Danish actress and singer

Ulla Henningsen (born 7 March 1951, Kalundborg) is a Danish actress and singer. She gained popularity in the late 1970s when she appeared in the popular television series Matador. As a stage performer, Henningsen has appeared in classical and modern roles in Copenhagen theatres including Betty Nansen Teatret and the Royal Danish Theatre. As a singer, she performed the leading role in the Danish television series Kald mig Liva.

==Early life and education==
Born on 7 March 1951 in Kalundborg, Ulla Henningsen was the daughter of the lawyer Carl Henning Henningson and his wife Anna Lise née Christensen, a bookseller. When 15, she was inspired by a performance of the opera Tannhäuser while on a trip to Germany with her sisters. She later studied drama at the student school of the Aarhus Theatre from 1970 to 1972.

==Career==
On completing drama school, Henningsen remained with Aarhus Theatre until 1977, gaining attention for her roles in the plays of Bertolt Brecht including Grusha in The Caucasian Chalk Circle and Jenny in Rise and Fall of the City of Mahagonny.

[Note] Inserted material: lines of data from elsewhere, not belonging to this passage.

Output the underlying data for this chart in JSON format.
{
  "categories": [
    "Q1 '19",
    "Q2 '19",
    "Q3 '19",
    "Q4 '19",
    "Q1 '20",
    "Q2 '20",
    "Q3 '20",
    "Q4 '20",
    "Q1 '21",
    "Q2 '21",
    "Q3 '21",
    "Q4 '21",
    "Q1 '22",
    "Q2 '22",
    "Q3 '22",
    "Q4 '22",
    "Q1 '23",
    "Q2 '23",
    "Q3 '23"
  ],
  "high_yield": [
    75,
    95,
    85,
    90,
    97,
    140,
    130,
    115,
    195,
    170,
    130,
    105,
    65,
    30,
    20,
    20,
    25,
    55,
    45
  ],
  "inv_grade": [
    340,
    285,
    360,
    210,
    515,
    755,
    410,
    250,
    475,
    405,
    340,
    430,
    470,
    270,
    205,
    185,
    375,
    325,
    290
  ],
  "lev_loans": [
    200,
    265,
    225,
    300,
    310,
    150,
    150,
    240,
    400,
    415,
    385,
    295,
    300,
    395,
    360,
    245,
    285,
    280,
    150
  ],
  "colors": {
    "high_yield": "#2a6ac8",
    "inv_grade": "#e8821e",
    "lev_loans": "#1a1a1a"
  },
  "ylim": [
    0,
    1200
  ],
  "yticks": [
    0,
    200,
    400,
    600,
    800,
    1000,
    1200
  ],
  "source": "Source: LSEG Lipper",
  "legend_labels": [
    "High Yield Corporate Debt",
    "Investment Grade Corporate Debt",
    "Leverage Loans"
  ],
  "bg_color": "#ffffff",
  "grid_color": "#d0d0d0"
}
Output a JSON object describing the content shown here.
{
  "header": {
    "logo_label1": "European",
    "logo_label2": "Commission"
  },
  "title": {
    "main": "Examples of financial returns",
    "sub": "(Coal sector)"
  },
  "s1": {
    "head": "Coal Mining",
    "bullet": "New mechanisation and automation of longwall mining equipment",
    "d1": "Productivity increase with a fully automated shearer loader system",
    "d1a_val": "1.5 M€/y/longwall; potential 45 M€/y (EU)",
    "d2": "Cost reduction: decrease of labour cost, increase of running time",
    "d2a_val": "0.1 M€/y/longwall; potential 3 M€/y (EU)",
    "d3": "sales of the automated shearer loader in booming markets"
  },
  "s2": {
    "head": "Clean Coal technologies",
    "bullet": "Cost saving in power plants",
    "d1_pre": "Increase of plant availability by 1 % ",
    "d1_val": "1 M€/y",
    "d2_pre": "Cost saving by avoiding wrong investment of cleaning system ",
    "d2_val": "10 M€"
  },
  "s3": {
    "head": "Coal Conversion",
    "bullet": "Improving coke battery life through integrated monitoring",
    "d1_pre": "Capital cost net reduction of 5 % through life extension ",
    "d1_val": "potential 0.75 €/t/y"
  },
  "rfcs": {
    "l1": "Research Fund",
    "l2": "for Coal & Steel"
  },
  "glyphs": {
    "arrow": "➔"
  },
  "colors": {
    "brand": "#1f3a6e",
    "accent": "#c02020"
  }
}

She also performed in several musicals including Cabaret in 1976.

From 1977, Henningsen took many leading roles in the theatres of Copenhagen. At the Betty Nansen Theatre she performed in Molière's Tartuffe and Jean Anouilh's Den dobbelte kærlighed. She performed the role of Iben Skjold Hansen in the highly successful television series Matador (1978–82) and went on to take a singing role in the miniseries Kalk mig Liva in 1992.

In 2023 in Musikhuset, Aarhus, Henningsen played the title role in the musical Margrethe.

==Awards==
In 2001 and 2011, Henningsen received Reumert Awards respectively for best supporting actress and best actress.